Is it a game or a vacation? It could be gone forever after Sunday.

The NFL Pro Bowl is like a Siberian Tiger: It's on the verge of extinction.

But there are ways to save it, and some in the NFL are aiming to do just that as the game kicks off at 7 p.m. on Sunday. AFC quarterback Peyton Manning has already told his teammates the play the last two years has been "unacceptable." He wants his teammates to try harder, therefore making the game more exciting -- and keeping it around.

The theory sounds great. But not all players are buying in.

Houston Texans running back Arian Foster understands it's not the most exciting game for the NFL, but there's a reason for that:

"I see both sides of the coin, I really do," Foster said on NFL Network. "But in all honesty, with all due respect, Mr. Goodell? He's not out here taking these hits."

[...]

"The fans want a competitive game, but here you have players that have had 16-plus games, an entire season. Our bodies have worn down. This isn't basketball. You can't go play pickup football," Foster said.
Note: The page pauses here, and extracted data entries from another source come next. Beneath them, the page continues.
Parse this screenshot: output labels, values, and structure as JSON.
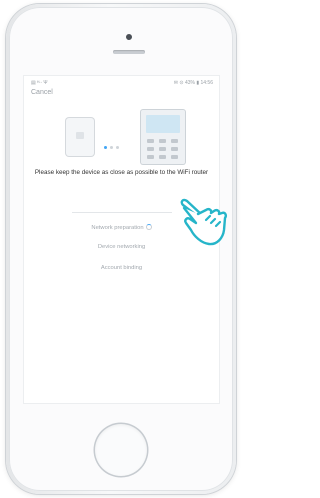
{
  "status_bar": {
    "left": "▤ ᴴ⸱⸱ Ψ",
    "right": "✉ ⊙ 43% ▮ 14:56"
  },
  "nav": {
    "cancel_label": "Cancel"
  },
  "instruction": "Please keep the device as close as possible to the WiFi router",
  "steps": [
    {
      "label": "Network preparation"
    },
    {
      "label": "Device networking"
    },
    {
      "label": "Account binding"
    }
  ],
  "pager": {
    "current_dot": 1,
    "dot_count": 3
  },
  "colors": {
    "accent": "#42a5f5",
    "muted_text": "#a3a9af",
    "hand_outline": "#26b5c9"
  }
}
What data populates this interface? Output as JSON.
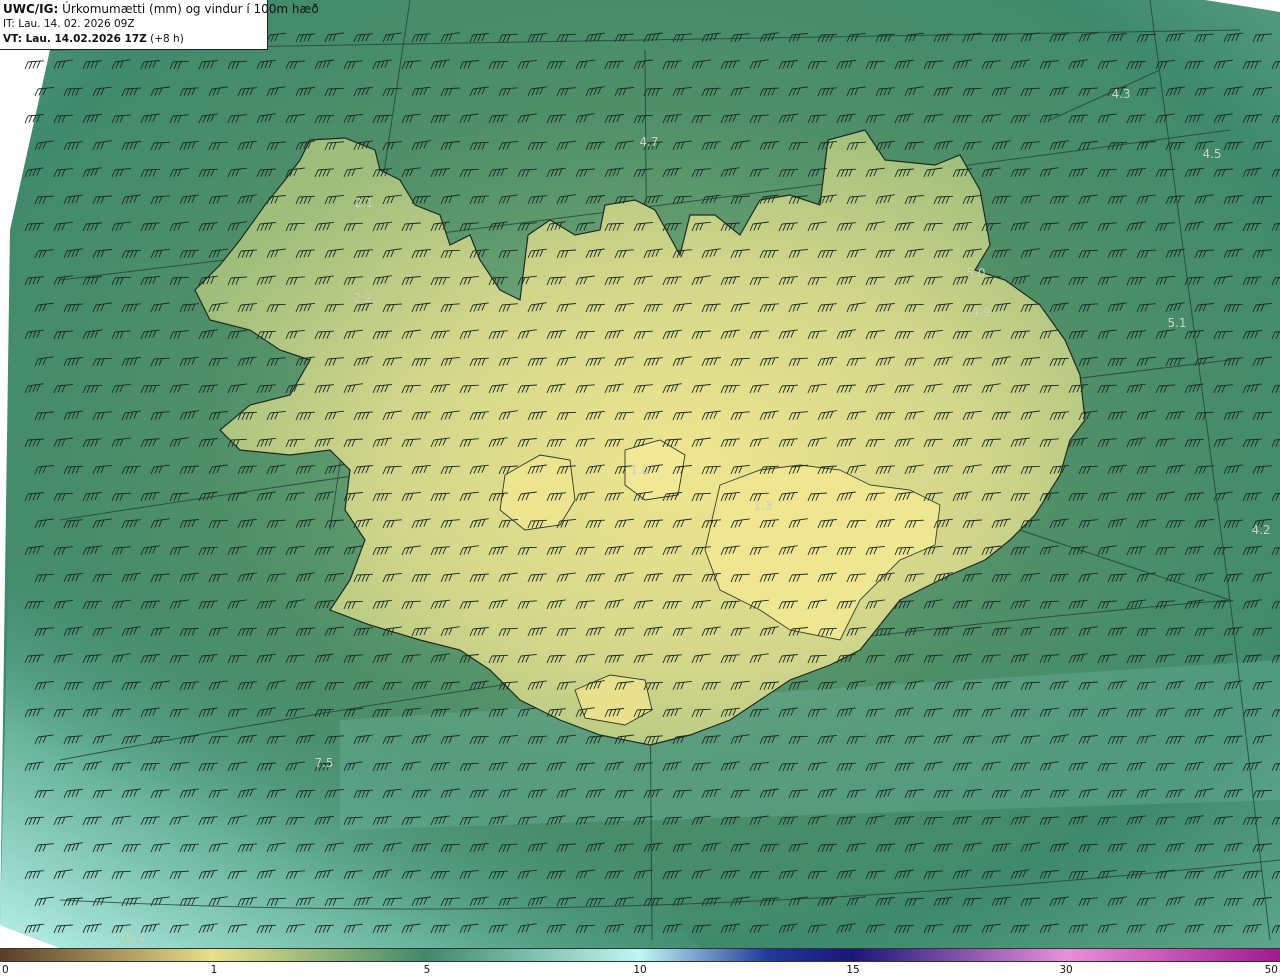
{
  "header": {
    "model": "UWC/IG:",
    "title": "Úrkomumætti (mm) og vindur í 100m hæð",
    "issue_time": "IT: Lau. 14. 02. 2026 09Z",
    "valid_time_bold": "VT: Lau. 14.02.2026 17Z",
    "valid_time_offset": "(+8 h)"
  },
  "map_values": [
    {
      "text": "4.3"
    },
    {
      "text": "4.5"
    },
    {
      "text": "4.7"
    },
    {
      "text": "2.1"
    },
    {
      "text": "2.2"
    },
    {
      "text": "5.0"
    },
    {
      "text": "4.9"
    },
    {
      "text": "5.1"
    },
    {
      "text": "4.2"
    },
    {
      "text": "1.0"
    },
    {
      "text": "1.3"
    },
    {
      "text": "7.5"
    },
    {
      "text": "10.4"
    }
  ],
  "legend": {
    "ticks": [
      "0",
      "1",
      "5",
      "10",
      "15",
      "30",
      "50"
    ],
    "colors": {
      "dry": "#5a3e28",
      "low": "#e8e08a",
      "mid": "#3f8a6a",
      "high": "#bff7f4",
      "very_high": "#203a9a",
      "extreme": "#1a1678",
      "top": "#e890d8",
      "max": "#a01890"
    }
  }
}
One player who is listening to Manning's message is a rookie following in his footsteps: Andrew Luck.

Luck, who made the Pro Bowl after New England Patriots quarterback Tom Brady pulled out of it, said it's part of his and the team's obligation to play hard:

"I guess some folks weren't happy with the play last year, but I think guys will take it upon themselves to keep this game going for many years to come and play hard," Luck said after listening to Manning's speech. "I think it is part of our obligation to make sure we play hard and this game continues."

It seems Manning's speech really pumped up the former Stanford quarterback.

But would Luck change his mind if he took a three-step drop and then was speared from the blindside by Jason Pierre-Paul? Or suffered an injury after taking a hit like that?

It's hard to say. Maybe Pierre-Paul will let him find out Sunday.

Veteran New Orleans quarterback Drew Brees said he enjoys coming back to the Pro Bowl every year. When asked about it on the NFL Network, these were Brees' first two sentences:

"I love coming to the Pro Bowl. It's a great family vacation."

For guys like Brees, who have been there and done that, it is a family vacation. He doesn't mention football or playing hard or representing his conference or "giving it his all" or making it exciting. It's a vacation for him. It's time for him to spend vacation with his family in a beautiful place.

"Oh, there's a football game Sunday? I guess I can chuck it deep a few times and then get back on the beach with my Lime-a-Rita."

When it comes to motivation for playing in the Pro Bowl, it's never seems to be about playing in the Pro Bowl. Brees wants the vacation, like many others. And Minnesota's Adrian Peterson likes the cash that comes along, according to The Associated Press:

Another motivating factor is the $50,000 bonus for members of the winning team, twice as much as the losers get.

"We get 50 more racks so we can give it to our mom, our dad, our family, or go buy a car. There's a lot you can do with 50," Peterson said.

That is a lot of racks.

Count Cardinals wide receiver Larry Fitzgerald as someone who understands the importance of the game. He said it's "important that we come out and play well this year."

Broncos cornerback Champ Bailey said players "are going to miss out" if the NFL ditches the Pro Bowl:

"Peyton said it best," Broncos cornerback Champ Bailey was quoted by NFL.com. "The players who have played in this game are in the Hall of Fame. If they get rid of this game, guys are going to miss out. You won't even know who you played against because you never get a chance to meet them. It's good for that reason and many others."

Bengals left tackle Andrew Whitworth, who is making his Pro Bowl debut Sunday, wants the Pro Bowl to be moved to the week after the Super Bowl, like it used to be. He said that would help honor players in the Super Bowl, no matter win or lose.

Whitworth also admitted the level of effort has been poor, according to the Bengals' website:

"There's not any guy here that doesn't agree that it's getting a little ridiculous," Whitworth said. "I don't think it's so much about going out and playing hard. You can make the game better without hurting each other. It's about taking care of each other, too. Guys have done that. In training camp when you practice against each other. You can compete in a good way and also take care of each other. That's kind of how this game has to be."

The fate of the Pro Bowl may be decided Sunday.